The priests offered no solace - though they had begun to hear rumors of a Christian association of hunters - and they did not trust those who offered sanctioned redemption. Some called the creatures a plague; some called them the devil. Both were wrong.

Pulling on a long jacket against the cool air foreshadowing fall, armed only with a small pistol, Jos left her sister behind to meet another.

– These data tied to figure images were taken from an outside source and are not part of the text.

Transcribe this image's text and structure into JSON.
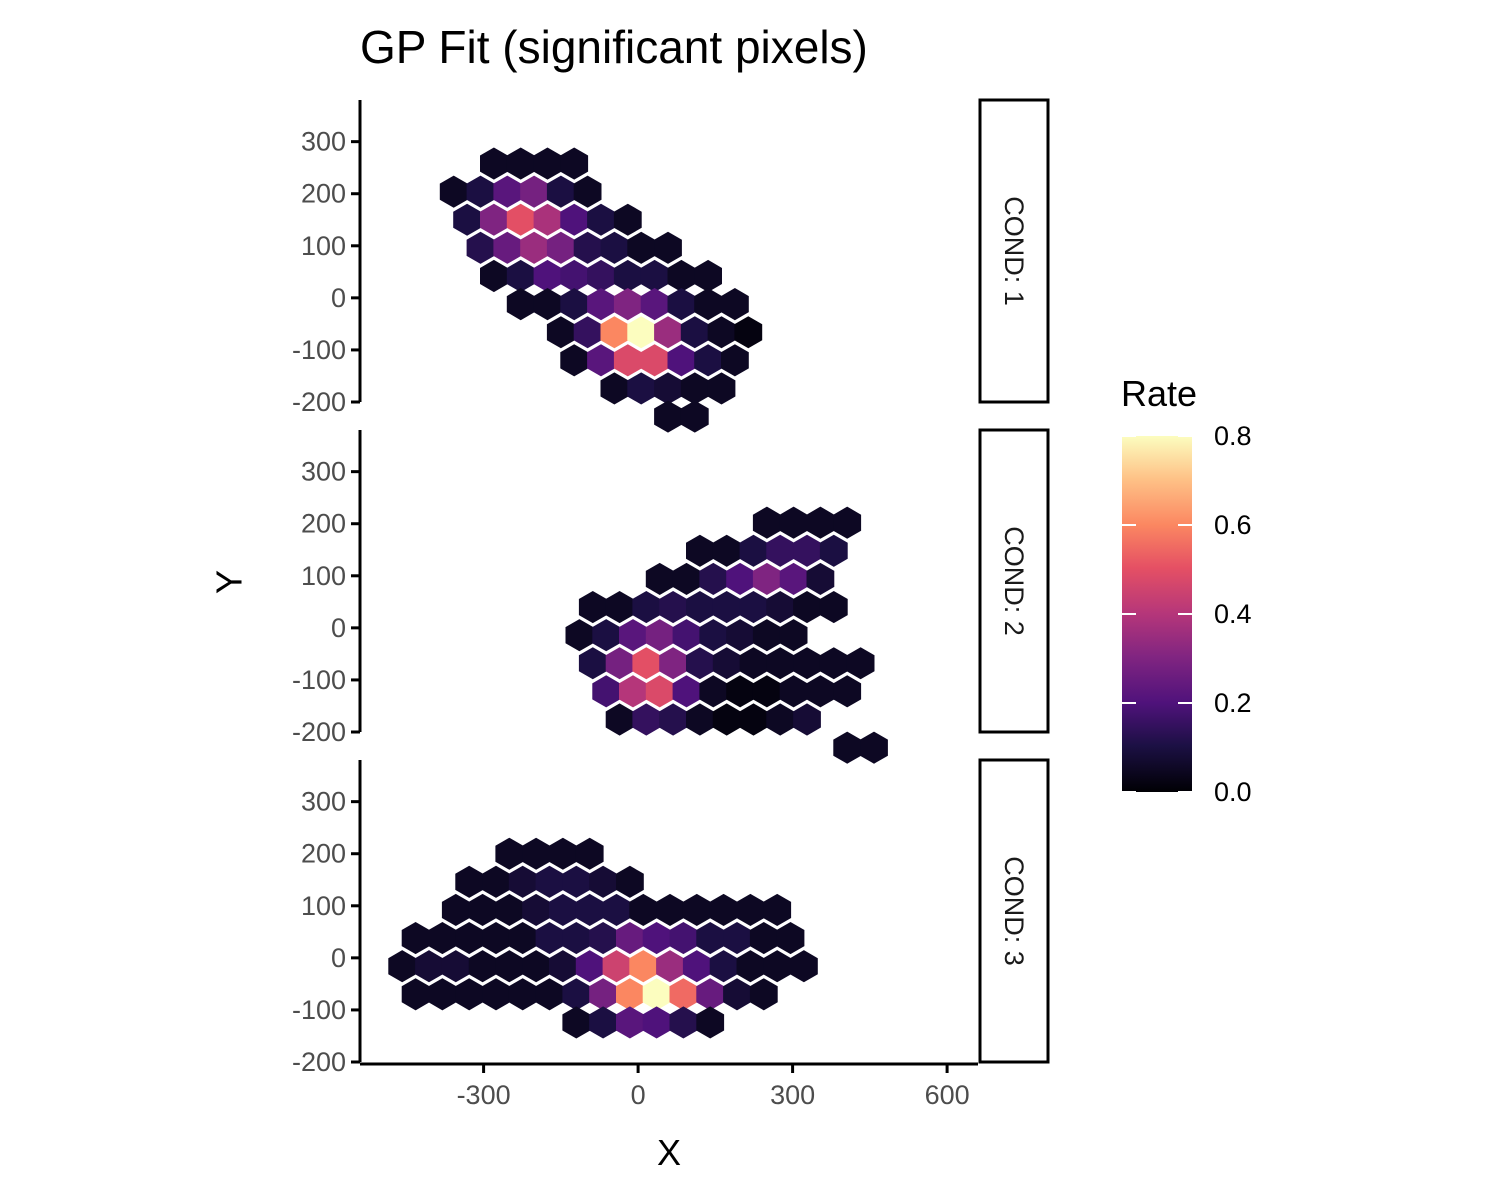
{
  "chart_data": {
    "type": "heatmap",
    "title": "GP Fit (significant pixels)",
    "xlabel": "X",
    "ylabel": "Y",
    "xlim": [
      -540,
      660
    ],
    "ylim": [
      -200,
      380
    ],
    "x_ticks": [
      -300,
      0,
      300,
      600
    ],
    "x_tick_labels": [
      "-300",
      "0",
      "300",
      "600"
    ],
    "y_ticks": [
      -200,
      -100,
      0,
      100,
      200,
      300
    ],
    "y_tick_labels": [
      "-200",
      "-100",
      "0",
      "100",
      "200",
      "300"
    ],
    "grid": false,
    "legend": {
      "title": "Rate",
      "position": "right",
      "range": [
        0,
        0.8
      ],
      "ticks": [
        0.0,
        0.2,
        0.4,
        0.6,
        0.8
      ],
      "tick_labels": [
        "0.0",
        "0.2",
        "0.4",
        "0.6",
        "0.8"
      ],
      "colormap": "magma"
    },
    "hex_spacing": {
      "dx": 52,
      "dy": 54
    },
    "panels": [
      {
        "label": "COND: 1",
        "rows": [
          {
            "y": 258,
            "x0": -280,
            "values": [
              0.05,
              0.05,
              0.05,
              0.05
            ]
          },
          {
            "y": 204,
            "x0": -358,
            "values": [
              0.05,
              0.1,
              0.22,
              0.28,
              0.1,
              0.05
            ]
          },
          {
            "y": 150,
            "x0": -332,
            "values": [
              0.1,
              0.3,
              0.5,
              0.38,
              0.2,
              0.1,
              0.05
            ]
          },
          {
            "y": 96,
            "x0": -306,
            "values": [
              0.12,
              0.25,
              0.35,
              0.28,
              0.12,
              0.1,
              0.05,
              0.05
            ]
          },
          {
            "y": 42,
            "x0": -280,
            "values": [
              0.05,
              0.1,
              0.2,
              0.18,
              0.15,
              0.1,
              0.1,
              0.05,
              0.05
            ]
          },
          {
            "y": -12,
            "x0": -228,
            "values": [
              0.05,
              0.05,
              0.1,
              0.22,
              0.3,
              0.22,
              0.1,
              0.05,
              0.05
            ]
          },
          {
            "y": -66,
            "x0": -150,
            "values": [
              0.05,
              0.15,
              0.6,
              0.8,
              0.35,
              0.1,
              0.05,
              0.02
            ]
          },
          {
            "y": -120,
            "x0": -124,
            "values": [
              0.05,
              0.22,
              0.48,
              0.48,
              0.2,
              0.1,
              0.05
            ]
          },
          {
            "y": -174,
            "x0": -46,
            "values": [
              0.05,
              0.1,
              0.08,
              0.05,
              0.05
            ]
          },
          {
            "y": -228,
            "x0": 58,
            "values": [
              0.05,
              0.05
            ]
          }
        ]
      },
      {
        "label": "COND: 2",
        "rows": [
          {
            "y": 202,
            "x0": 250,
            "values": [
              0.05,
              0.05,
              0.05,
              0.05
            ]
          },
          {
            "y": 148,
            "x0": 120,
            "values": [
              0.05,
              0.05,
              0.1,
              0.15,
              0.15,
              0.1
            ]
          },
          {
            "y": 94,
            "x0": 42,
            "values": [
              0.05,
              0.05,
              0.12,
              0.2,
              0.3,
              0.22,
              0.08
            ]
          },
          {
            "y": 40,
            "x0": -88,
            "values": [
              0.05,
              0.05,
              0.1,
              0.12,
              0.1,
              0.1,
              0.1,
              0.08,
              0.05,
              0.05
            ]
          },
          {
            "y": -14,
            "x0": -114,
            "values": [
              0.05,
              0.1,
              0.22,
              0.28,
              0.18,
              0.1,
              0.08,
              0.05,
              0.05
            ]
          },
          {
            "y": -68,
            "x0": -88,
            "values": [
              0.1,
              0.28,
              0.5,
              0.3,
              0.12,
              0.08,
              0.05,
              0.05,
              0.05,
              0.05,
              0.05
            ]
          },
          {
            "y": -122,
            "x0": -62,
            "values": [
              0.18,
              0.4,
              0.48,
              0.2,
              0.05,
              0.02,
              0.02,
              0.05,
              0.05,
              0.05
            ]
          },
          {
            "y": -176,
            "x0": -36,
            "values": [
              0.05,
              0.15,
              0.12,
              0.05,
              0.02,
              0.02,
              0.05,
              0.08
            ]
          },
          {
            "y": -230,
            "x0": 406,
            "values": [
              0.05,
              0.05
            ]
          }
        ]
      },
      {
        "label": "COND: 3",
        "rows": [
          {
            "y": 200,
            "x0": -250,
            "values": [
              0.05,
              0.05,
              0.05,
              0.05
            ]
          },
          {
            "y": 146,
            "x0": -328,
            "values": [
              0.05,
              0.05,
              0.08,
              0.1,
              0.1,
              0.08,
              0.05
            ]
          },
          {
            "y": 92,
            "x0": -354,
            "values": [
              0.05,
              0.05,
              0.05,
              0.08,
              0.1,
              0.1,
              0.1,
              0.05,
              0.05,
              0.05,
              0.05,
              0.05,
              0.05
            ]
          },
          {
            "y": 38,
            "x0": -432,
            "values": [
              0.05,
              0.05,
              0.05,
              0.05,
              0.05,
              0.1,
              0.1,
              0.12,
              0.25,
              0.2,
              0.18,
              0.1,
              0.1,
              0.05,
              0.05
            ]
          },
          {
            "y": -16,
            "x0": -458,
            "values": [
              0.05,
              0.08,
              0.08,
              0.05,
              0.05,
              0.05,
              0.08,
              0.2,
              0.45,
              0.6,
              0.35,
              0.2,
              0.1,
              0.05,
              0.05,
              0.05
            ]
          },
          {
            "y": -70,
            "x0": -432,
            "values": [
              0.05,
              0.05,
              0.05,
              0.05,
              0.05,
              0.05,
              0.1,
              0.28,
              0.6,
              0.8,
              0.55,
              0.25,
              0.08,
              0.05
            ]
          },
          {
            "y": -124,
            "x0": -120,
            "values": [
              0.05,
              0.1,
              0.22,
              0.2,
              0.12,
              0.05
            ]
          }
        ]
      }
    ]
  }
}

Allison - the woman she would now meet - had sought Jos out, and they had progressed from cautious silence to confessional outpourings, from wary strangers to friends, and then further. Camaraderie existed among hunters, but connection was taboo. Like children left unnamed until they survived their second birthday, hunters preferred not to name - which is to say, preferred not to know - that which they were likely to lose. To hunt, you must be able to survive both combat and constant loss.

To remove the calloused skin that protects the delicate shell of the heart was to choose life. A hunter always chooses death. Does not think of the future. In the cracks of the mirror, their images bent and multiplied: reflections, no two the same.